Despite President Donald Trump’s attempts to spin his first 100 days as a shining success, he is more unpopular today than at any point in his first term, when his ratings were notoriously dismal. A batch of new polls released this week suggests Trump may be in even more political trouble than Republicans initially feared.
Only 37% of voters approve of how Trump has handled the economy, according to the latest Reuters/Ipsos survey. Worse still, Reuters/Ipsos found that a majority of Americans oppose Trump’s handling of immigration, his signature issue. Trump’s growing unpopularity is fueling a wave of Democratic overperformance in recent special elections. Even Trump-aligned pollster Rasmussen Reports found Democrats now enjoy a 4-point lead in the generic congressional ballot.
None of those gains seem to matter to California Gov. Gavin Newsom, who spent the week bashing the Democratic Party as a directionless mess.
None of those gains seem to matter to California Gov. Gavin Newsom, who spent the week bashing the Democratic Party as a directionless mess that should work harder to meet MAGA extremists halfway.
“I don’t know what the party is,” Newsom told The Hill on Monday. “I’m still struggling with that.”
Newsom’s pessimism about Democrats’ future isn’t new, but it is consistently misguided. The governor clearly wants to position himself as a politician willing to speak tough truths to the party ahead of his presumed 2028 presidential campaign. That’s great! Democrats certainly need to have honest conversations about where we struggled in 2024. But those conversations should be based on data and discussions with our voters — not on Newsom’s chats with MAGA influencers like Steve Bannon and Charlie Kirk.

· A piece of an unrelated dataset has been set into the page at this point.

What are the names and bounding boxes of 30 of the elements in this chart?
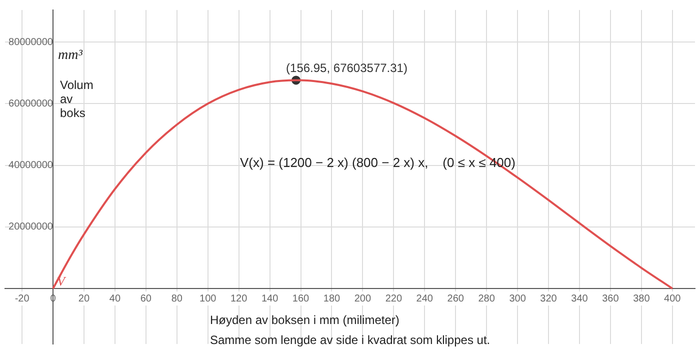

That’s especially true when Newsom’s so-called strategy required Democrats to bash the transgender community and write off Trump’s illegal deportation of Kilmar Abrego Garcia, who had protected status to reside in the U.S., as a “distraction” from “real” issues. Newsom seems to think that Democrats can only win in 2026 and 2028 if they abandon the justice principles that are the foundation of our party. The polls say otherwise.
During the rough few months that followed Kamala Harris’ general election loss, Newsom crystallized his dim view of the party when many Democrats were questioning how the party could have possibly lost to Trump. He was joined in his pessimism by some Democratic elites like strategist James Carville, who blamed Harris’ loss on “woke” politics and urged the party to split from its progressive wing.
With the party’s favorability among voters scraping record lows in March, plenty of Democrats were willing to believe that the party needed a ground-up rebuild. But then a funny thing happened: The more voters saw Trump’s incompetence and cruelty on display, the more they told pollsters that Democrats were right on issues ranging from the economy to protecting Social Security to defending due process from Trump’s unlawful deportation scheme.
Central to Newsom’s argument is the idea that Democrats lost their core demographics in 2024 because they focused too heavily on social issues. It’s understandable that he would think that, because California saw a disproportionately large number of Latinos and younger voters shift toward the GOP last year. For Newsom, those 2024 shifts are Democrats’ new normal, and the only way for the party to survive is to shed its political skin in favor of something more center-right.
In fact, that shift might not be so permanent after all. An Economist/YouGov poll released last week found that Trump has already given up nearly all of his gains among young voters, where he boasts an impressive 57% disapproval rating. Trump’s support also cratered among Americans ages 30 to 44 (58% disapproval) and even among his base of older Americans. For the first time in his political career, a majority (52%) of Americans 65 and up dislike him.